The National Highway Safety Administration (NHTSA) has called on automakers to make public their specific plans for replacing defective Takata airbags.
The federal road safety regulator believes that unveiling public plans via automakers websites, for example, will serve as an informational resource to communities and consumers to support effective recall implementation nationwide.
The agency's goal is to motivate affected automakers to accelerate their remedies for the defective airbags, said Heidi King, NHTSA's deputy administrator.
"To keep consumers safe in their cars and trucks, automakers should learn from their recall experiences to date and from one another, and innovate broadly and creatively when crafting plans to better engage with consumers and communities to replace every last defective air bag in their vehicles," King said.

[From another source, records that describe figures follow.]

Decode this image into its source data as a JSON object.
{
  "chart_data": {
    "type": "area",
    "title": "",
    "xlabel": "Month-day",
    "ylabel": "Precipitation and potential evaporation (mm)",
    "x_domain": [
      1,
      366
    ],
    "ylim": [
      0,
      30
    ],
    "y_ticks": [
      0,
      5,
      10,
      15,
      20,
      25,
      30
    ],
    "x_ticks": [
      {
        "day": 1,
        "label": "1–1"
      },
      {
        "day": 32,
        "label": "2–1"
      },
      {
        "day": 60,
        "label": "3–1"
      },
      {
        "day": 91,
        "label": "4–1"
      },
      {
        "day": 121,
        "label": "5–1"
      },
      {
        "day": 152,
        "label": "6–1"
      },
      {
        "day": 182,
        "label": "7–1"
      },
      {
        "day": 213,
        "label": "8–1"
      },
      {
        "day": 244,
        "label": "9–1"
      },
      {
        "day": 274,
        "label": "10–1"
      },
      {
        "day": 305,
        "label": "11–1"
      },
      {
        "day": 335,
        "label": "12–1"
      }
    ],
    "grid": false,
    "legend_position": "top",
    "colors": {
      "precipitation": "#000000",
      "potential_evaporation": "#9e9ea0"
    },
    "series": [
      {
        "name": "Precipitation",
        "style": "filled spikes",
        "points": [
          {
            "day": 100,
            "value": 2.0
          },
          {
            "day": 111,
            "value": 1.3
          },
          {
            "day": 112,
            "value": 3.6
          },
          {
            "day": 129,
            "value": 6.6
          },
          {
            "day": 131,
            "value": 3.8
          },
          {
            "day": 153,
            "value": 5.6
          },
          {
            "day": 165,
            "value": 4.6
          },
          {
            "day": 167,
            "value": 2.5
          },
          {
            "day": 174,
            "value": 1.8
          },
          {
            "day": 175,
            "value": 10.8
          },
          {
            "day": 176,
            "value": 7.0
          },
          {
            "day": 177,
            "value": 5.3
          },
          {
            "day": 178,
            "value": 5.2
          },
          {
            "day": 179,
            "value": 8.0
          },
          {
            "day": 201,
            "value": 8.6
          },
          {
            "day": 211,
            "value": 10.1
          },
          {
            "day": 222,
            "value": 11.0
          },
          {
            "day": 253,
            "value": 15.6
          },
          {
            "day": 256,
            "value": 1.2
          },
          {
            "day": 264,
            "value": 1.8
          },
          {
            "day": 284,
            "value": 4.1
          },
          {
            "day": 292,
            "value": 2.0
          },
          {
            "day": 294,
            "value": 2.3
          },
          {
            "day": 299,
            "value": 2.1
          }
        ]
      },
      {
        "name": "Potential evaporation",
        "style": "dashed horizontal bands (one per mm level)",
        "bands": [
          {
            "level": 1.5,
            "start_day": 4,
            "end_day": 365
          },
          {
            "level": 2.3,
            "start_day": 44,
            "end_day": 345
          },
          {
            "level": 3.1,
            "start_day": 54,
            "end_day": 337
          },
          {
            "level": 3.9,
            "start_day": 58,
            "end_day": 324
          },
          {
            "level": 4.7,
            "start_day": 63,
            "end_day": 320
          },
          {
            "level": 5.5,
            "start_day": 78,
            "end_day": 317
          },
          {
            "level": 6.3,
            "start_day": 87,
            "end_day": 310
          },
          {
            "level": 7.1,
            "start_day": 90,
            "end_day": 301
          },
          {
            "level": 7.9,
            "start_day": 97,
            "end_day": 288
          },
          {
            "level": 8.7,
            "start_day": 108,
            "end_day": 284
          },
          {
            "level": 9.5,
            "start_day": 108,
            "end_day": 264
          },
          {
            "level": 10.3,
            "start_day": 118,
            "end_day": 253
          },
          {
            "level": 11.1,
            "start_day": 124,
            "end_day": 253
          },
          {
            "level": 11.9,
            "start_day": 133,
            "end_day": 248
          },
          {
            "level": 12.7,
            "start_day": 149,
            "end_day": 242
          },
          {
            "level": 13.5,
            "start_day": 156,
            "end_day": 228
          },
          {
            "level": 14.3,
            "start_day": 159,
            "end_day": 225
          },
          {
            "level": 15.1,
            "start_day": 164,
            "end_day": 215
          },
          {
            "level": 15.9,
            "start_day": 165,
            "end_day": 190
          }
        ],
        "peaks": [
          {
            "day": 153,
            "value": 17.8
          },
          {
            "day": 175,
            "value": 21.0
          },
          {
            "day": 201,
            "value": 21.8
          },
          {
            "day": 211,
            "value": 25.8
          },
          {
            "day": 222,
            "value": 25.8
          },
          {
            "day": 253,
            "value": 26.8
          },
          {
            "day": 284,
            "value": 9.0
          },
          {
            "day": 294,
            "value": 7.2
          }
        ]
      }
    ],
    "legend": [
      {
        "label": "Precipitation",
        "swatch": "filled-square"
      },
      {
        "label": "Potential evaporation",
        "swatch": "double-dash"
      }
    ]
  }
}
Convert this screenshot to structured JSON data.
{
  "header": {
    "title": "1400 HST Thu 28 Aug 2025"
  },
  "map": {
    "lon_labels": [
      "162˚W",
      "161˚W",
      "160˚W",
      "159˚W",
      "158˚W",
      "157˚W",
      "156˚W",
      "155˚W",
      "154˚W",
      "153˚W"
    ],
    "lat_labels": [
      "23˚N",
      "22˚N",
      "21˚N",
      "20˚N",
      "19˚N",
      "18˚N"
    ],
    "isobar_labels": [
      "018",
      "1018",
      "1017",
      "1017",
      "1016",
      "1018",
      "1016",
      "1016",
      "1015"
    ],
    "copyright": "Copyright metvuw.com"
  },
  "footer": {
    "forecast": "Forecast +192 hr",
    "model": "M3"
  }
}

The push comes on the heels of some twelve auto manufacturers including BMW AG, Ford Motor Company, and Honda Motor Company missing a Dec. 31, 2017 deadline to fix nearly 19.5 million defective bags, Bloomberg reported. Those bags were the ones regulators noted were most at risk of a ruptured inflator, a defect linked to over 20 deaths across the globe, notes the report.
Moreover, data on the NHTSA website indicates that approximately 6.2 million of those air bags remained unaccounted for and likely still installed in vehicles currently use as of early June.
The Takata air-bag recall is the largest and most complex vehicle recall in U.S. history, encompassing approximately 19 vehicle manufacturers, 37 million U.S. vehicles, and about 50 million air bags.